Making the model bigger won’t solve this. A stronger foundation model can’t pull information out of thin air. If the right data never got captured, the model can’t recover it.
Why fragmented data breaks personalization
Personalization is the headline promise in health AI right now, but it’s also where weak data shows up fastest. If a product calls something “personalized” because it used a one-time questionnaire, a single night of self-reported sleep, or a patchy two-week wearable segment, what it’s really doing is tailoring advice to a hypothetical version of the user, someone who may or may not match the real person.
Prediction has the same issue. A risk score built from scattered inputs ends up behaving like a population average dressed up as an individual insight. The day-to-day variation the model never observed is usually the very thing that determines whether the prediction actually holds.
Clinicians notice that mismatch, and consumers do, too. It helps explain why so many health AI products can post strong lab numbers and still struggle once they meet real-world behavior.
What health AI needs is a different data foundation that continuously tracks behavior, physiology, and context over long stretches of ordinary life. To use an analogy, most health data today is a bit like a still photo. Longitudinal data is the film.
Sleep as a core signal worth building on
Sleep makes this easy to see. Every adult produces hours of sleep data each day. It is one of the few things we humans do virtually every day (how many days did you meditate, exercise, or even watch a movie last week?). It’s information-rich, tied to behavior and biology, and connected to a long list of chronic conditions.

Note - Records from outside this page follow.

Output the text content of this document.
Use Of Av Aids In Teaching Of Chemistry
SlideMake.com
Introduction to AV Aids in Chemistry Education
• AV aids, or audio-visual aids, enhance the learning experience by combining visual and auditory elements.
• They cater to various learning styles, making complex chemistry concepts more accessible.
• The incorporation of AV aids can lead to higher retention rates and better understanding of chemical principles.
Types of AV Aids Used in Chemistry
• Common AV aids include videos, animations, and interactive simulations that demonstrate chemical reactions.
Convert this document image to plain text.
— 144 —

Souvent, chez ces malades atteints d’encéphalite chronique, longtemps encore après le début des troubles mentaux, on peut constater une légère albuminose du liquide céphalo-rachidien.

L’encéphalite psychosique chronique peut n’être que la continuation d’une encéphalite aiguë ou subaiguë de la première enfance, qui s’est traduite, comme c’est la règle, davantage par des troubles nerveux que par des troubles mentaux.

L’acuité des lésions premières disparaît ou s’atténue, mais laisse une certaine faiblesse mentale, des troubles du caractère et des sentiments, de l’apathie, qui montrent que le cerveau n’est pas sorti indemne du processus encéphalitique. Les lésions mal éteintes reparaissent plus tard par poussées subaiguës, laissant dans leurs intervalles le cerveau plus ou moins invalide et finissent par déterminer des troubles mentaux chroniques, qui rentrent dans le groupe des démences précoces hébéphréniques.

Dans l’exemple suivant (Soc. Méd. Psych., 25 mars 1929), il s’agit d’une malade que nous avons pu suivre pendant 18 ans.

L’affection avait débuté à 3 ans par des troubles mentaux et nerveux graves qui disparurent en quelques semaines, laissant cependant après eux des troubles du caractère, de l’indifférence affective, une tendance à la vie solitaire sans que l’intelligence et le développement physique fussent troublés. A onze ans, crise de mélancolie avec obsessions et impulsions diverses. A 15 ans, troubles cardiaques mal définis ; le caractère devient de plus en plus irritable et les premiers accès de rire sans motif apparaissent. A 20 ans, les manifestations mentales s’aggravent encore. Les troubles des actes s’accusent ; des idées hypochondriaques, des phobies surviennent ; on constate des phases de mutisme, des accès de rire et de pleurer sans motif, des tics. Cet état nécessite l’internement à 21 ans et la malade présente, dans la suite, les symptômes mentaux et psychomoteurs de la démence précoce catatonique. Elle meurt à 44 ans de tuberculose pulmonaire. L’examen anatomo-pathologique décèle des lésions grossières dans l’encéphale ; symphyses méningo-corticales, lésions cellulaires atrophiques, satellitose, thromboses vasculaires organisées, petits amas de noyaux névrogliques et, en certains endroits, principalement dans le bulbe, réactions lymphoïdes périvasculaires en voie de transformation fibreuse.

But there’s a catch: you can’t interpret it correctly without measuring it over time.
Our team at Sleep.ai recently co-authored a study with collaborators from Washington State University’s Sleep and Performance Research Center and the University of Washington, which was published in JMIR Formative Research. We tracked 56 consecutive nights of objective, at-home sleep across 112 adults, the longest objective profile of chronic insomnia ever conducted.
Even we didn’t expect the central result: on average, people with chronic insomnia sleep about as much as everyone else. The difference is variability from night to night, big swings in sleep onset, awakenings, and perceived restfulness. That pattern isn’t visible in a single night. You only see it after weeks of continuous measurement. If you built an AI tool around a one-night snapshot, you’d miss the defining feature of the condition.
What builders should do about this
The next phase of health AI will come down to data depth. The teams that build continuous, validated longitudinal pipelines around domain signals such as sleep, glucose, heart rhythm, or movement will hold up in real-world settings. The teams that try to muscle through the data gap will keep producing impressive demos and promises, only to deliver underwhelming performance once the product hits reality.
Data acquisition can’t stay the “boring” part of the stack. In practice, the data layer is the model. Choose the right foundational signals. Measure them for as long as it takes for their real patterns to show up. Validate them against gold-standard references.
A lot of health AI is being rushed onto infrastructure that was never designed to support what these systems are being asked to do. The smaller group that fixes the foundation first won’t look as exciting at the start. Then, eventually, they’ll look impossible to catch.